Mother Jatarra Ruffin said the family is taking things one day at a time now that she, her three young children and their grandmother are without a home.
She said she was at work when she got a phone call no one wants to hear.
"They were like, your kids are okay, but unfortunately your house burnt down," Ruffin said. "And I just lost it."
The home on Providence Creek Road was a symbol of the work Ruffin had put in to get her and her family out of homelessness. That day it was gone in a matter of minutes.
Ruffin's 16-year-old son Teshawn had just gotten home from school that Monday and sat down to eat when a neighbor starting banging on their door.
"She's like your house on fire, your house on fire," Teshawn said. "I'm like, what? I'm just eating cereal. So I was shocked."
Teshawn's 11 and 12-year-old siblings were also in the house, asleep.
"I had to bang on the door, wake him up," Teshawn said. "It took like, two or three minutes. I wasn't going to leave him in the house. I had to make sure he was good."
When Chesterfield Fire and EMS crews arrived at 4:20 p.m., they found flames coming through the roof. It took them about an hour to get it under control.
They said the fire likely started on the outside of the house.
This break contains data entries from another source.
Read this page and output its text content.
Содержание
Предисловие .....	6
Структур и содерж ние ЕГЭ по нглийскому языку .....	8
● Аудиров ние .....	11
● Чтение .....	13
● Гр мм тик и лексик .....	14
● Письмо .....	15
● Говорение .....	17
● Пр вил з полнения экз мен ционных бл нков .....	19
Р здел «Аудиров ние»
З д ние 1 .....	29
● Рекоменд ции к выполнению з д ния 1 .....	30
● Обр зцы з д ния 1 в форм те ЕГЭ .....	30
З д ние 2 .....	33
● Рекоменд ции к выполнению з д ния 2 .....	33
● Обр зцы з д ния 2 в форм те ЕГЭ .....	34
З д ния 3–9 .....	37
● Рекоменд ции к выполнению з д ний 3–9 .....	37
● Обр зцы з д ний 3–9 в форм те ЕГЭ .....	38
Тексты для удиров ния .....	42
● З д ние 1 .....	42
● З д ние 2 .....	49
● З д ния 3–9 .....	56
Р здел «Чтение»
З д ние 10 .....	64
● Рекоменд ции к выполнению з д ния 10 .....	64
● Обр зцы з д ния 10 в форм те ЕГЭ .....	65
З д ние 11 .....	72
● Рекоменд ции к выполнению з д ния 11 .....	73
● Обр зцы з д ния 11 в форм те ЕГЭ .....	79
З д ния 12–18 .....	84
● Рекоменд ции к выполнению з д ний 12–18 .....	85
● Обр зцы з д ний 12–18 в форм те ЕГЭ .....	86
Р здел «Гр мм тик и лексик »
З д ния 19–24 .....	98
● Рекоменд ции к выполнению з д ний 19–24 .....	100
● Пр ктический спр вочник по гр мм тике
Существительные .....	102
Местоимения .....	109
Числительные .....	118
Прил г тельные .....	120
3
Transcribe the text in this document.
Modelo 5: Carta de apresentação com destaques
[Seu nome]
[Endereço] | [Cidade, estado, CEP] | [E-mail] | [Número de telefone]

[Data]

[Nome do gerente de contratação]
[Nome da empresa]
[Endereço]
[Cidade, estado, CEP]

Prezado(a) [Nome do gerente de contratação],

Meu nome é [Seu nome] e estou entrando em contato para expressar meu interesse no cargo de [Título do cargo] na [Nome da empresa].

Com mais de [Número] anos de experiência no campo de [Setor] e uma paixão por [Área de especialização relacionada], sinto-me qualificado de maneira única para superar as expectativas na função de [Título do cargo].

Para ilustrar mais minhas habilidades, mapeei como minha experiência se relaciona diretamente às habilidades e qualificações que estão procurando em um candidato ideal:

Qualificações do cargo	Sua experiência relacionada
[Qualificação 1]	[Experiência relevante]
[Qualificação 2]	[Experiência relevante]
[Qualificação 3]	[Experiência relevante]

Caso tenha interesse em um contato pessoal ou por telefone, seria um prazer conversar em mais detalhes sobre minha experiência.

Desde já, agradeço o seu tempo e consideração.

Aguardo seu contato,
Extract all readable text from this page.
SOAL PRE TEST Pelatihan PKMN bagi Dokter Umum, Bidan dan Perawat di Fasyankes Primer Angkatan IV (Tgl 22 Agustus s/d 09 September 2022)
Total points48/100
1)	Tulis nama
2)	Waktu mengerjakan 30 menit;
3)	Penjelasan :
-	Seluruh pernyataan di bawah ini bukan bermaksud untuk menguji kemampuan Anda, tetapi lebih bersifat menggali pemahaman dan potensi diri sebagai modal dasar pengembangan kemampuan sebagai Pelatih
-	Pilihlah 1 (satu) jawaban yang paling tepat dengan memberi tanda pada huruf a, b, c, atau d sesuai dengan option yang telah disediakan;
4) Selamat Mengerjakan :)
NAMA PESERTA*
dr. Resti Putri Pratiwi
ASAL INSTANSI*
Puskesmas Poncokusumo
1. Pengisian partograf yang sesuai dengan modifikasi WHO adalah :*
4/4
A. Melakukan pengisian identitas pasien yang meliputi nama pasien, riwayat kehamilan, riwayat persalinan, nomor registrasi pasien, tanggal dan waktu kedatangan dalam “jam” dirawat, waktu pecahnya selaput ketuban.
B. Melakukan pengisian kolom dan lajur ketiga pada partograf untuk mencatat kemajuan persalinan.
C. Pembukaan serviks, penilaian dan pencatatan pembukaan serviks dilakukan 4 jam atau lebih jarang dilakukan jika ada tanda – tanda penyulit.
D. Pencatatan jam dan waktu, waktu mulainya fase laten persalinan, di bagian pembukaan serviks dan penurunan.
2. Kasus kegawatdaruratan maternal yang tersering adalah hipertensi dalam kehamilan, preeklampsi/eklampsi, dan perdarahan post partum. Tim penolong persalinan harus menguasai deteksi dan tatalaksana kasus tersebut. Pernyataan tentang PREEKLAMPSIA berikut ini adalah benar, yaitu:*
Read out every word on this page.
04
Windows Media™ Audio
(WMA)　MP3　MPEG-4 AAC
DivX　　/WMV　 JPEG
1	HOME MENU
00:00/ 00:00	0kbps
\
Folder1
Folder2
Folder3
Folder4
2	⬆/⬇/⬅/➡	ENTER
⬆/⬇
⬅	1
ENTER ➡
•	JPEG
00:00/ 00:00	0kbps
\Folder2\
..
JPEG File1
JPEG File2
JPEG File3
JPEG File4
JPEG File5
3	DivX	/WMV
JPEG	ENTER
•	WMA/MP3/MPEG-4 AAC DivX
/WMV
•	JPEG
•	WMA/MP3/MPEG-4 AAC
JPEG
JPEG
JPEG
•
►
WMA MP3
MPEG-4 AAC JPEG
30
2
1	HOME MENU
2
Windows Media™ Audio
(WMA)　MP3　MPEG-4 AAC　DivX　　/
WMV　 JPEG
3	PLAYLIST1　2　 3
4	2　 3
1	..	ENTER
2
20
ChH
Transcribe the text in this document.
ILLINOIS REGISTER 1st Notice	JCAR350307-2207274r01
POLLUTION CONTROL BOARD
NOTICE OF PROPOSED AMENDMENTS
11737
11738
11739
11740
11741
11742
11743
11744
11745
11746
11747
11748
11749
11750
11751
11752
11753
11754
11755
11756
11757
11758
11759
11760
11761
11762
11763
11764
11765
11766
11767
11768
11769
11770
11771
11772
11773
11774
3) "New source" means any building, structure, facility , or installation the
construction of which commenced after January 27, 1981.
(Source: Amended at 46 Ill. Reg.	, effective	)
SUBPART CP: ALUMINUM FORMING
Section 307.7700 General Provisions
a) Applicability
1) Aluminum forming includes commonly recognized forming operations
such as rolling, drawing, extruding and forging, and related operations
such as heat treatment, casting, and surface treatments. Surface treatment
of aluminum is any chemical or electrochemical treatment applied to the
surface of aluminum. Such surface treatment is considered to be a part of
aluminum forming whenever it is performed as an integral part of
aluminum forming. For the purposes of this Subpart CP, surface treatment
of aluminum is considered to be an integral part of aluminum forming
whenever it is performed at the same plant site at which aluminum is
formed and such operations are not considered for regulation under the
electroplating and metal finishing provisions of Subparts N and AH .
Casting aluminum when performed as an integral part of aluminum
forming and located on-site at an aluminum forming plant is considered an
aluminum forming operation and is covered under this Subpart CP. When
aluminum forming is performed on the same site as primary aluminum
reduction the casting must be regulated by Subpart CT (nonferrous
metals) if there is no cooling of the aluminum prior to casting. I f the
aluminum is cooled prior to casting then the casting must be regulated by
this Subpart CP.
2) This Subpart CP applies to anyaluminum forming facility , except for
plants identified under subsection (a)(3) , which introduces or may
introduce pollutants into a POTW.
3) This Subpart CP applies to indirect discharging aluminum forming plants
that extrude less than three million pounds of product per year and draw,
The windy conditions also spread the fire to the siding and gutters of a neighboring home.
"We were just watching our house," Teshawn said. "Everything, just gone."
"When we finally was able to go upstairs and we seen like, you know, the damage and stuff that it caused upstairs," Ruffin said. "It's like, yeah, the whole house is destroyed."
Ruffin said the family had been living there for just over a year.
The home was a point of pride for Ruffin, who said for years the family had struggled to find secure housing while she worked minimum wage jobs, sometimes two at a time.
"My goal was to go back to school, get my diploma, get a good career," Ruffin said. "I did that, get off public assistance, everything."
"I felt like I met my goals and then it's like, I feel like now is like I'm back to square one. Like starting over," Ruffin said.
Ruffin and her family are staying at hotels, relying on help from friends and family for things like clothes for the kids. She said she's extremely grateful for the support she's had so far, but it's been an extremely difficult time.
"I wouldn't wish this on nobody. I don't know how we're going to get through it," Ruffin said. "I feel lost a little bit, honestly. But all I can do is take it one day at a time."
The cause of the fire is still under investigation.